There are two types of prenatal tests being offered as a part of the presymptomatic testing program. The main form of prenatal testing that is most frequently requested is known as exclusion testing. Exclusion testing tells if the fetus has inherited the short arm of chromosome 4 from a particular parent. This test is valuable in two situations: one, when at-risk parents do not have sufficient information on the genetics of their families to determine their own genotype and two, when at-risk parents prefer not to know their own genotypes. If the fetus is shown to have a short arm of chromosome 4 from the affected or at-risk parent, then the parents are faced with the choice of aborting the fetus that has a 50% chance of developing the disease. The test provides 96% accuracy whether or not a person will develop the disease.

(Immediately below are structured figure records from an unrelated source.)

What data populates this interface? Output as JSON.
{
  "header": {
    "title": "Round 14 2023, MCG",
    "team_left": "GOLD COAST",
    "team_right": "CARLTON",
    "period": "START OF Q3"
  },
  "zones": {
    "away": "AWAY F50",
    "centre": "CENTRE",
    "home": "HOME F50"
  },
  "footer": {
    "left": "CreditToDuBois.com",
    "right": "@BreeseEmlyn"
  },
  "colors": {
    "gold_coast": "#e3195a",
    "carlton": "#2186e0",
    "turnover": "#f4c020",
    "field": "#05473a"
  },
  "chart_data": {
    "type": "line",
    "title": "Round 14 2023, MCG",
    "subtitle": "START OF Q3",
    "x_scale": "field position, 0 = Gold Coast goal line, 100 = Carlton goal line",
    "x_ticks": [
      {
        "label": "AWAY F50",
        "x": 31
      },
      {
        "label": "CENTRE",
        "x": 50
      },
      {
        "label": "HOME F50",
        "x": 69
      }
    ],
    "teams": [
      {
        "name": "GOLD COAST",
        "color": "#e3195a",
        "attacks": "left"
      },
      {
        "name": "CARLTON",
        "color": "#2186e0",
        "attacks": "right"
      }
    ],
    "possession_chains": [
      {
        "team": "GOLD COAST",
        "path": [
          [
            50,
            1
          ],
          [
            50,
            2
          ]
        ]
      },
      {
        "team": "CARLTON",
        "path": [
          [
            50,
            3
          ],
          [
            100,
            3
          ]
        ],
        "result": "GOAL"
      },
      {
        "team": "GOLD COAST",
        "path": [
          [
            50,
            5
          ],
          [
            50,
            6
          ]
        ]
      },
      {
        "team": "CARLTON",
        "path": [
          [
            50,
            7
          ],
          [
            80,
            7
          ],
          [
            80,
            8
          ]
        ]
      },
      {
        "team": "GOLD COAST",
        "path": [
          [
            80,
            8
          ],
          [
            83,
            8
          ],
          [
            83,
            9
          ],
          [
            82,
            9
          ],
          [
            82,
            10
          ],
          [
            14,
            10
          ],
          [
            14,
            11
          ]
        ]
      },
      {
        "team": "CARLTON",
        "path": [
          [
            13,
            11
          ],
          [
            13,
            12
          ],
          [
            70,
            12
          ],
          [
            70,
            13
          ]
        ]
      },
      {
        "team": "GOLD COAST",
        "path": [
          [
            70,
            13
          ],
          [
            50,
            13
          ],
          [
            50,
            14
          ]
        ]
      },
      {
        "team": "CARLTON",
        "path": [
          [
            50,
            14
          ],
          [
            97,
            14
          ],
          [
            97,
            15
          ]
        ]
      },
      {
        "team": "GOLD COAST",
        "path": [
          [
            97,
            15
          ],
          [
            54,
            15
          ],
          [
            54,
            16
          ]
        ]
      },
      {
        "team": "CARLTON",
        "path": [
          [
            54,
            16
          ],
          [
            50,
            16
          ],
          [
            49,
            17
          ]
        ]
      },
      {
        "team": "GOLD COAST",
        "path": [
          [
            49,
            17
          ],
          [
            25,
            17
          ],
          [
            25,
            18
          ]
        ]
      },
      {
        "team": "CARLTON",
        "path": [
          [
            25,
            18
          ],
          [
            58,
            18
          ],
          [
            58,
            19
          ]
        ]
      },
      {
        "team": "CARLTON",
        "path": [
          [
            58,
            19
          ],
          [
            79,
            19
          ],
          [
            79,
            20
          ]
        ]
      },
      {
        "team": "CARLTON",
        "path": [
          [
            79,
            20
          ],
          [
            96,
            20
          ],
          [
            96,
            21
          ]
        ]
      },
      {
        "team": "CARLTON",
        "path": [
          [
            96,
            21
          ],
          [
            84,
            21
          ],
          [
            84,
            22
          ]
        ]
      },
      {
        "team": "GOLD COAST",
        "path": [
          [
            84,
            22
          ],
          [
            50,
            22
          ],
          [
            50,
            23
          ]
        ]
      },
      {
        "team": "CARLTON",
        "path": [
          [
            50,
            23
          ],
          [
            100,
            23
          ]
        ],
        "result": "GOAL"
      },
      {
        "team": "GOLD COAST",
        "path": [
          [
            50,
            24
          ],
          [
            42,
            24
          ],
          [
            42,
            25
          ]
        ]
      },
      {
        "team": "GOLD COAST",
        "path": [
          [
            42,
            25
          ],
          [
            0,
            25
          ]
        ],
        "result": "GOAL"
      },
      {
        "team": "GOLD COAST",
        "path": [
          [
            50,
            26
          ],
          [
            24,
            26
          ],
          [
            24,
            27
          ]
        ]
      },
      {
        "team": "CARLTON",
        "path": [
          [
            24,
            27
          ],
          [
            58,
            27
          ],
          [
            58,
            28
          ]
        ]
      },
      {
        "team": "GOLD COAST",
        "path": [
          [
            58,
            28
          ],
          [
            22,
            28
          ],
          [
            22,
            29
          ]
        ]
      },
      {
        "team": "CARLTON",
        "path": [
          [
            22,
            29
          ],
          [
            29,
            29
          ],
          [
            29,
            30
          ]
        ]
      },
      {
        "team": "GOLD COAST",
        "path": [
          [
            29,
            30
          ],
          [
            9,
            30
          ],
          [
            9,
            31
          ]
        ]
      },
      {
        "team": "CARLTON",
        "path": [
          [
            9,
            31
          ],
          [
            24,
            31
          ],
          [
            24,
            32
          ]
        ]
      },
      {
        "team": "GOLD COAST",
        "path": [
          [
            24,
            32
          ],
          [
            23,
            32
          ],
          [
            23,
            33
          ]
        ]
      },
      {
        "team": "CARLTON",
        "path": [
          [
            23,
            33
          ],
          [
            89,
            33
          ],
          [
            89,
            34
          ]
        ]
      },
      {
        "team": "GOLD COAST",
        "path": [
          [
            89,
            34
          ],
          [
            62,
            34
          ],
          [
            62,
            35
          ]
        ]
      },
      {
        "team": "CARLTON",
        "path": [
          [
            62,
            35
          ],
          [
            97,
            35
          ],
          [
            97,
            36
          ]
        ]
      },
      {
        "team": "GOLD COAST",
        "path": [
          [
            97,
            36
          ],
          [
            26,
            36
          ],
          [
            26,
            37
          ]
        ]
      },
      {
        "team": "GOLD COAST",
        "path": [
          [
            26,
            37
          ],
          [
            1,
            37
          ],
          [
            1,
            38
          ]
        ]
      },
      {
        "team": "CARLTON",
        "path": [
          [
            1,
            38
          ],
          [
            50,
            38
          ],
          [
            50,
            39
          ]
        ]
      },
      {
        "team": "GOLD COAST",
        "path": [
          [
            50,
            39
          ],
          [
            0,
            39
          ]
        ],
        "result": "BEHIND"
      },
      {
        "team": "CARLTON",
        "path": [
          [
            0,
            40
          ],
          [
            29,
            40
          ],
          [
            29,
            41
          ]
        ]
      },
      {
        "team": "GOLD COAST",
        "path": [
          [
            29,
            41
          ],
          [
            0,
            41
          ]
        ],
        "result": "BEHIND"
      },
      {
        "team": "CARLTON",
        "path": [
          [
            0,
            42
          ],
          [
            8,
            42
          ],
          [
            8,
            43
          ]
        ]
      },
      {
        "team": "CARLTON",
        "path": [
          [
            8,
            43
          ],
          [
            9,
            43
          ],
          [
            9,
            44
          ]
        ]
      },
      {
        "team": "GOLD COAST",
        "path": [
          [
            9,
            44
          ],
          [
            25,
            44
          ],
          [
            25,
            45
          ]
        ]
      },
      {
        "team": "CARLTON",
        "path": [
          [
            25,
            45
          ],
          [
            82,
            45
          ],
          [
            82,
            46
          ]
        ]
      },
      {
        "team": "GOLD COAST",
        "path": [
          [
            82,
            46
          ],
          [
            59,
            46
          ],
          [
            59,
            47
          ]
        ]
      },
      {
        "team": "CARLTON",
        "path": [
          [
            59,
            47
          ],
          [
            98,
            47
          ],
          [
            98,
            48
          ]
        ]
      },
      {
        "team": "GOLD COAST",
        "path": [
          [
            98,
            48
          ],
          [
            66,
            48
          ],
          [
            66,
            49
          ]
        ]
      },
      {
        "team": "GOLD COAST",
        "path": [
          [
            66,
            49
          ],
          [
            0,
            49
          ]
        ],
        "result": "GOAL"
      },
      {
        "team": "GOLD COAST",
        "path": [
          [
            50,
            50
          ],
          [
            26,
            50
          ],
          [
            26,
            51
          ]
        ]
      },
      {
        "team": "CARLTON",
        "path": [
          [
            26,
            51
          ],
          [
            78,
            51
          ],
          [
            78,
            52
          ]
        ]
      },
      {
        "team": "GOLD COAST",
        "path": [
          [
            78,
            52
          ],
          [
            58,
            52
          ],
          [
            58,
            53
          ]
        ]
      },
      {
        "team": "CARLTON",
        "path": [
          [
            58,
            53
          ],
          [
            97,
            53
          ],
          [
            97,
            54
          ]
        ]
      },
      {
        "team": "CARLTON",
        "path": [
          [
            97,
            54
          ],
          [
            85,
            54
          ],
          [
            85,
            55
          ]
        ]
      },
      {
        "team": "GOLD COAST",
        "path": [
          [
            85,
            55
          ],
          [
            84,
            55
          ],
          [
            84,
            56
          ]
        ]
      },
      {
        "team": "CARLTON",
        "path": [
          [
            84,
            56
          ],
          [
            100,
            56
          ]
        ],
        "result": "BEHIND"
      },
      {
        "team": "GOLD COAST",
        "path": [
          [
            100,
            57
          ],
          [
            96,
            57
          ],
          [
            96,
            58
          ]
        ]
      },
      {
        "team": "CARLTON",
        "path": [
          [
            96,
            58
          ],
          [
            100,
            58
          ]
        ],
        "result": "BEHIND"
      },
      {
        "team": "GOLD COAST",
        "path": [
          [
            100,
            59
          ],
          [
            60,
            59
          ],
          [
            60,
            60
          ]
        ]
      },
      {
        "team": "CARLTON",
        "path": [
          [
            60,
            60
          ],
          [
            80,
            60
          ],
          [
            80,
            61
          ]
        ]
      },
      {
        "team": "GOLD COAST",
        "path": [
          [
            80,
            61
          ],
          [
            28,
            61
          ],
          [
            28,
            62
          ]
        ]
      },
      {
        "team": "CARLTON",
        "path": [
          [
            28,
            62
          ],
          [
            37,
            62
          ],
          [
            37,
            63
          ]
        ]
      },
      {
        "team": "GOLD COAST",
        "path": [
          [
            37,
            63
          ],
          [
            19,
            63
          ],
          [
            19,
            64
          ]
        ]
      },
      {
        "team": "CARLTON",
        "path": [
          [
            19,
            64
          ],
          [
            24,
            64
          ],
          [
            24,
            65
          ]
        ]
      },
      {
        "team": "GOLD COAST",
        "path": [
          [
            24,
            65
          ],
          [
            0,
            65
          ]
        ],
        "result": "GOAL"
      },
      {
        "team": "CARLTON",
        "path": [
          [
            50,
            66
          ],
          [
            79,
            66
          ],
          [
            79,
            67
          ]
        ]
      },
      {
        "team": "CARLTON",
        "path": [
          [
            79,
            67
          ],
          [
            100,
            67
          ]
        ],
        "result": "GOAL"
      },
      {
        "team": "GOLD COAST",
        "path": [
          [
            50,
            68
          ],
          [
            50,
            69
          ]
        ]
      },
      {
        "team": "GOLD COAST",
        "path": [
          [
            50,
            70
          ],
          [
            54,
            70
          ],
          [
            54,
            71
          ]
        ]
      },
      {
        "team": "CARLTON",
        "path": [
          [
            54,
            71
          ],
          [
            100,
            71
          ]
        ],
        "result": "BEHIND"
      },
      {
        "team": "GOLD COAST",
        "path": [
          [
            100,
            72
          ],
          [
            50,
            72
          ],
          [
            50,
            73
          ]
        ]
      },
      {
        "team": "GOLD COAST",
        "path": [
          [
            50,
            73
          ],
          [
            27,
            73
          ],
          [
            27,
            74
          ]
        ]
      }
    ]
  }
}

==Personal views on genetic counseling==
Wexler believes that people who come for presymptomatic testing will benefit from intensive counseling, sometimes in lieu of the test itself. Her beliefs regarding counseling stem from her own experience regarding presymptomatic testing and also talking with colleagues in other programs. Being at risk has had a profound effect on most people's lives. They may have had an ill parent, with whom they may or may not have had contact, and perhaps other relatives who have had HD. Almost all welcome the opportunity to talk with someone knowledgeable about the experience that they are going through. Wexler states that, “The genetic test gives people a crystal ball to see the future: will the city be free of bombs from now on or will a bomb crash into their home, killing them and jeopardizing their children?”

==Tetrabenazine==
On December 6, 2007, Prestwick Pharmaceuticals presented information to the United States Food and Drug Administration (FDA) regarding tetrabenazine. Tetrabenazine was a drug that helped treat chorea, a symptom associated with Huntington's disease. Wexler posted a note of action to her Hereditary Disease Foundation regarding the safety of this drug. In her letter, Wexler stated that she would speak in front of the FDA committee regarding her own personal experience with HD and why she believed tetrabenazine could benefit those with HD. Until this point, there were no approved treatments in the United States for chorea associated with HD. She urged patients with chorea to speak to the potential for this much needed use of tetrabenazine. It was with the aid of Nancy Wexler that tetrabenazine was able to be approved by the FDA.